1. Field of the Invention
The present invention relates to an automatic sample pretreatment device of an automatic analysis apparatus for a specific component in a sample. The automatic sample pretreatment device is preferably integrated into the automatic analysis apparatus, and serves to dilute a sample and/or to cause a pretreatment reaction automatically prior to the measurement. Particularly, the present invention relates to an automatic pretreatment device for dilution or pretreatment reaction of a sample, integrated into a biochemical analysis apparatus such as an automatic immunoassay apparatus.
2. Description of the Related Art
Clinical diagnosis of some specific diseases is conducted by measurement of a specific substance in a body fluid such as blood. For example, immunoassay with an antibody for a specific substance, which can be conducted readily with relatively high sensitivity, is widely employed in clinical test nowadays.
In biochemical or immunological measurement, the sample is usually pretreated, prior to the measurement, for dilution of the sample containing a high concentration of the objective substance to bring the concentration to the analysis range of the measurement apparatus, or pretreated for improvement of measurement sensitivity or measurement precision by canceling the influence of a coexisting substance in the sample or activating the objective component. The reaction for the pretreatment includes heating treatment of the sample to denature protein in the sample or to inactivate or activate a specific component; and addition of a pretreatment reagent other than the measurement reagent. More specifically, in immunoassay of a protein-bonded low molecular component in a sample, the protein is denatured preliminarily by application of heat, or addition of an acid or alkali to dissociate the low molecular component from the protein, and subsequently the immunoassay is conducted.
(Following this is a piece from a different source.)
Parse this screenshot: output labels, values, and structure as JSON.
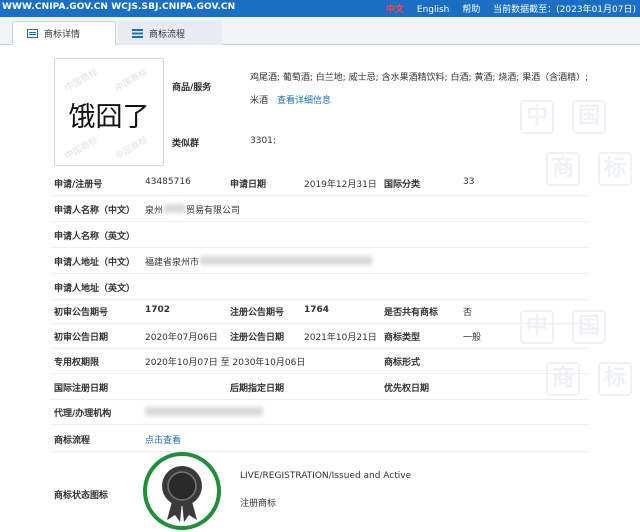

As described above, the pretreatment including dilution, and pretreatment reaction including addition of a denaturing reagent, agitation, incubation, and addition of an neutralizing agent is conducted manually in most cases by taking a long time. Therefore, measurement of a large number of samples is time-consuming, troublesome, and less reproducible, disadvantageously.
Various methods are proposed to solve the above problems. In one method, a pretreatment reaction apparatus is provided separately. In another method, a sample and a pretreating reagent are allowed to react in a reaction cuvette of an automatic analysis apparatus, and subsequently a measurement reagent is added thereto to conduct measurement. By such a method, the pretreatment operation can be simplified, and the measurement reproducibility can be improved. However, the use of a separate pretreatment reaction device requires transfer of the sample to the measurement apparatus after the pretreatment reaction, producing another problem that the entire operation from the pretreatment to the measurement cannot be automated.
The above second method, in which a sample and a pretreatment reagent are introduced into a reaction cuvette of an automatic analysis apparatus to cause a pretreatment reaction, involves the problem that the practicable pretreatment reactions are limited. Further, in this method, the reaction cuvette for the pretreatment reaction is usually replaced with a new one and is discarded after the pretreatment reaction of each sample in order to prevent contamination by other samples. Therefore, when plural kinds of measurement are conducted with the one pretreatment reaction product, the pretreatment reaction should be repeated for each of the measurements, requiring a lager amount of the sample, or requiring longer time for the pretreatment, disadvantageously.
A sample which contains the objective substance of the measurement at a concentration exceeding the scale range of the measurement apparatus should be diluted before the measurement. In this case, the non-diluted sample is firstly subjected to measurement, then the sample is diluted manually or by use of a dilution device, and the diluted sample is subjected again to the measurement. The concentration is calculated by multiplying the measured value by the dilution factor. Otherwise, non-diluted samples are successively measured, and samples falling outside the measurable concentration range are diluted in an off-line process of the measurement apparatus and are measured again by inputting the dilution factor. Alternatively, samples found to be outside the measurable range are diluted on-line during the measurement to obtain the concentration by multiplication of the inputted dilution factor.
However, the dilution including manual dilution, and automatic dilution by an off-line process by the measurement apparatus requires operations of sample dilution, sample resetting, apparatus operation condition setting, and so forth, which cannot be automated, and requires longer time for measurement. Furthermore, with automatic preliminary on-line dilution by an analysis apparatus, although the dilution is conducted automatically and the measurement time is shortened, the measurement speed is still low disadvantageously.
It was considered by the inventors of the present invention that the above problems encountered in the prior art are caused by the practice of the pretreatment (including a pretreatment reaction and dilution) and measurement in the same measurement vessel in a measurement reaction system. For example, a measurement apparatus equipped with an automatic on-line dilution device comprises a pretreatment vessel for dilution or the like and a measurement incubator for immune reaction, enzyme reaction or the like in integration, and uses one cuvette for each measurement item for each sample. Such an apparatus requires repetition of the same dilution for each of plural measurements for one and the same sample.
Therefore, comprehensive studies have been made on an efficient automatic pretreatment device for dilution, pretreatment reaction, and other pretreatment.